Das war unser langjährig Erspartes. Also im Prinzip alles, was die Gemeinde an Rücklagen hatte, ist in den Bau geflossen.
Kann die Gemeinde schnell wieder einen finanziellen Sockel aufbauen?
Das wird ein wenig dauern. Die Synagoge wird ja auch einiges an Folgekosten haben.
Wie groß ist sie?
Jetzt bietet die Synagoge rund 90 Plätze für rund 260 Gemeindemitglieder in einer würdevollen Umgebung, um dort Gottesdienste und Feiern abhalten zu können. Und das ist eine Riesenveränderung für die Gemeinde. Das ist eine riesige Aufwertung auch des religiösen.
Was soll in der neuen Synagoge alles neben den Gottesdiensten stattfinden?

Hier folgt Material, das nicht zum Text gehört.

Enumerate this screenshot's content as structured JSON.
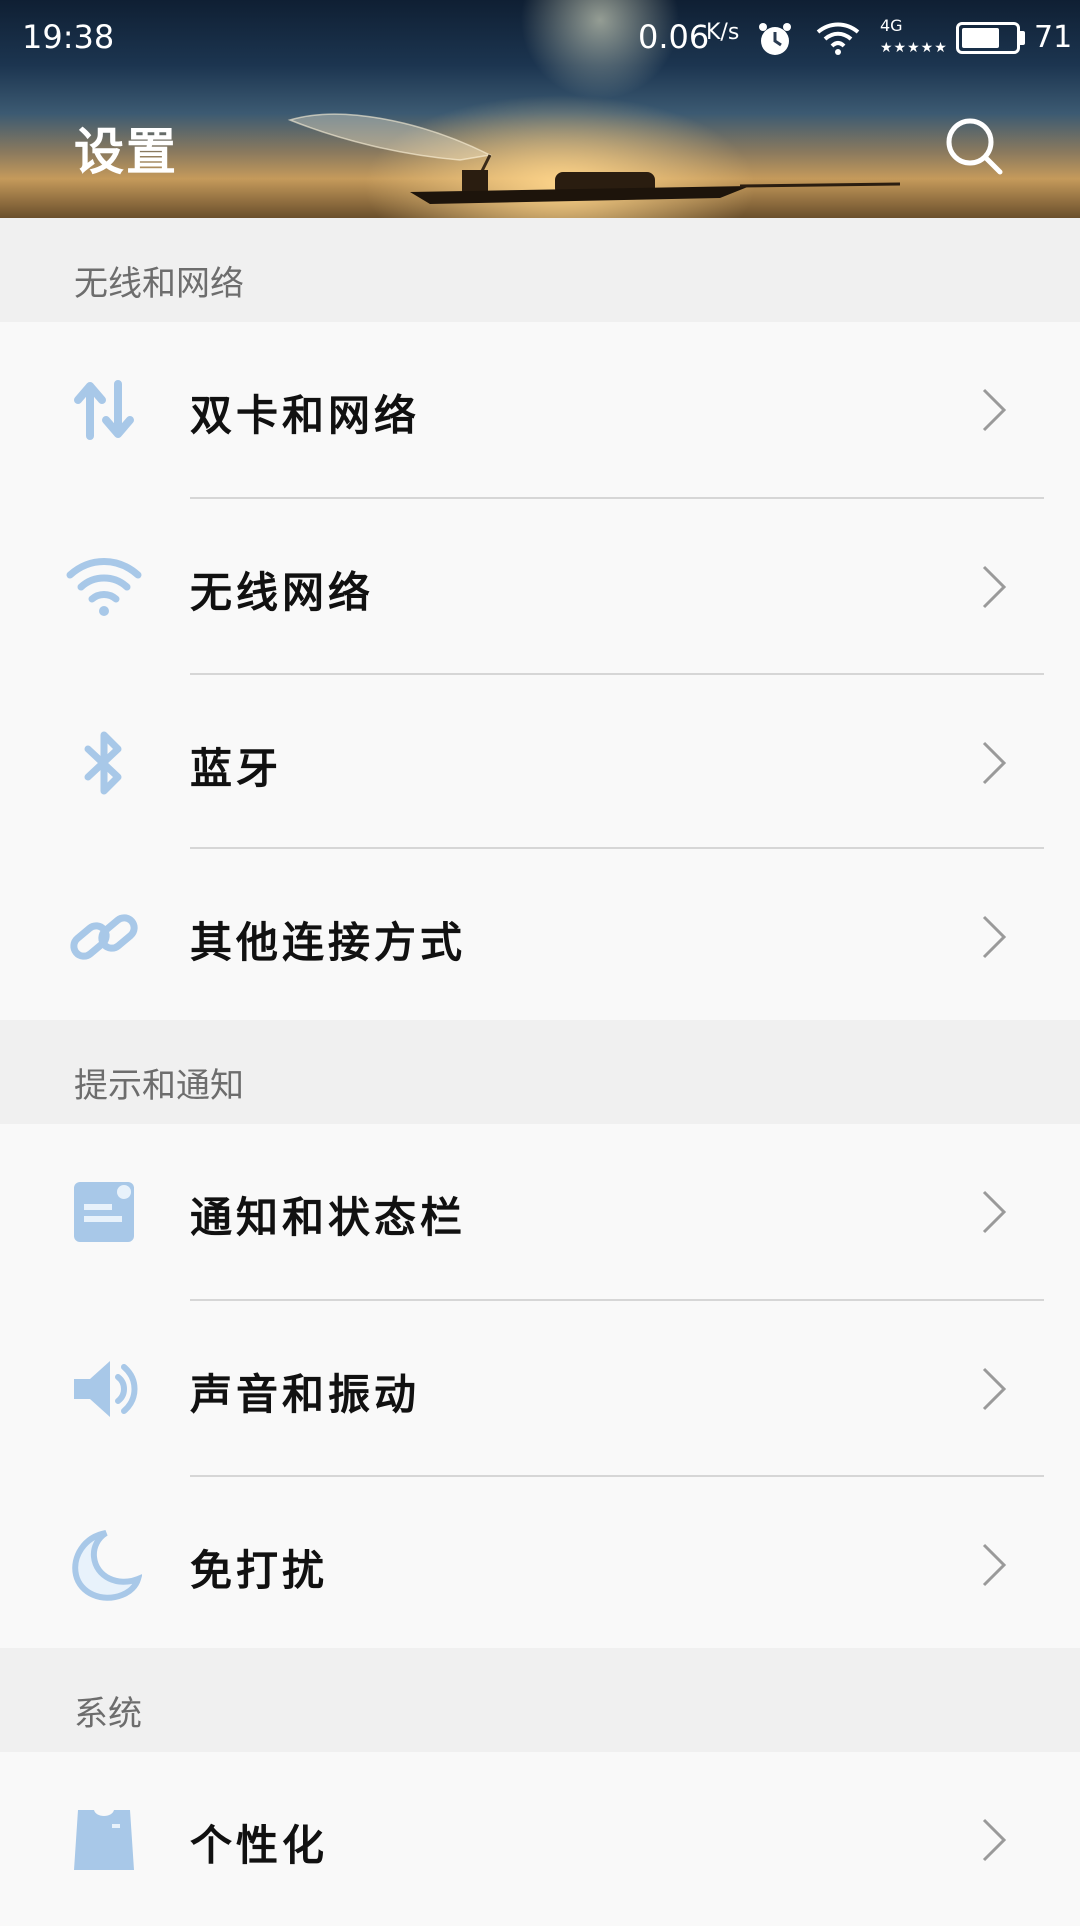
{
  "status_bar": {
    "time": "19:38",
    "net_speed": "0.06",
    "net_speed_unit": "K/s",
    "network_type": "4G",
    "signal": "★★★★★",
    "battery_level": "71",
    "battery_fraction": 0.71
  },
  "header": {
    "title": "设置"
  },
  "sections": [
    {
      "title": "无线和网络",
      "items": [
        {
          "label": "双卡和网络",
          "icon": "dual-sim-data-icon"
        },
        {
          "label": "无线网络",
          "icon": "wifi-icon"
        },
        {
          "label": "蓝牙",
          "icon": "bluetooth-icon"
        },
        {
          "label": "其他连接方式",
          "icon": "link-icon"
        }
      ]
    },
    {
      "title": "提示和通知",
      "items": [
        {
          "label": "通知和状态栏",
          "icon": "notification-icon"
        },
        {
          "label": "声音和振动",
          "icon": "speaker-icon"
        },
        {
          "label": "免打扰",
          "icon": "moon-icon"
        }
      ]
    },
    {
      "title": "系统",
      "items": [
        {
          "label": "个性化",
          "icon": "tshirt-icon"
        }
      ]
    }
  ],
  "colors": {
    "icon_tint": "#a8c8e8",
    "icon_glow": "#d8ecfb",
    "section_bg": "#f0f0f0",
    "row_bg": "#f9f9f9"
  }
}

Neben dem eigentlichen Rundbau, der der Torarolle nachempfunden ist, gibt es auch ein Foyer, was für jedwede Art von Zusammenkunft, Veranstaltungen, Konzerten, Lesungen vorgesehen ist. Wir haben jetzt sofort nach der Eröffnung die jüdischen Kulturtage in Sachsen-Anhalt und da werden auch diverse Veranstaltungen stattfinden. Natürlich sind Besuche von Schulklassen und anderen Gruppen geplant. Ich habe jetzt schon - vor der Eröffnung - in den vergangenen Wochen sehr viele Gruppen hier begrüßt. Das Bundesamt war da, das Stadtmarketing kam und die Kirchenvertreter ebenfalls. Wir haben sozusagen ein wirklich enormes Interesse. Und all das soll auch in dem gesamten Synagogengebäude und auch in unserem Gemeindegebäude natürlich stattfinden. Wir haben jetzt die Möglichkeiten, noch viel mehr stattfinden zu lassen, als wir das bis dato konnten.
Auch das Gemeindehaus wurde saniert.
Der Synagogenbau und die Sanierung des angebundenen »Kantorhauses«, also des Gemeindezentrums, sind separate Vorgänge. Beide werden von der Reemtsma-Stiftung gefördert, letzteres alleinig durch diese. Die Sanierung des Gemeindezentrums begann vor einem guten Jahr und zwang unsere Gemeinde in ein Ausweichquartier.
Ist die Gemeinde gewachsen?
Na ja, durch die jüdischen Geflüchteten aus der Ukraine, die wir im vergangenen Jahr aufgenommen haben, ist sie zumindest nicht wesentlich geschrumpft.
Der Tag der offenen Tür soll eine Woche nach der Einweihung stattfinden.
Nun ist es so, dass wir natürlich schauen müssen, wie sich die Situation entwickelt. Es ist uns ein Anliegen, unsere Tür zu öffnen. Wir rechnen auch mit hunderten Besuchern. Und da müssen wir sehen, ob wir das aus sicherheitstechnischen Gründen verlegen müssen. Da kommen ja Menschen, deren Identität wir nicht kennen. Aber derzeit gehen wir davon aus, dass es stattfinden wird. Aber es gibt halt immer noch sozusagen ein paar letzte Fragezeichen, wie sich die Situation entwickelt.
Wie wird die Synagoge heißen?
Sie soll an die jüdische Familie des Komponisten Kurt Weill (1900 - 1950) erinnern und deshalb den Namen »Weill« tragen. Kurt Weills Vater war Kantor der Jüdischen Gemeinde zu Dessau.
Mit dem Geschäftsführer der Jüdischen Gemeinde zu Dessau sprach Christine Schmitt.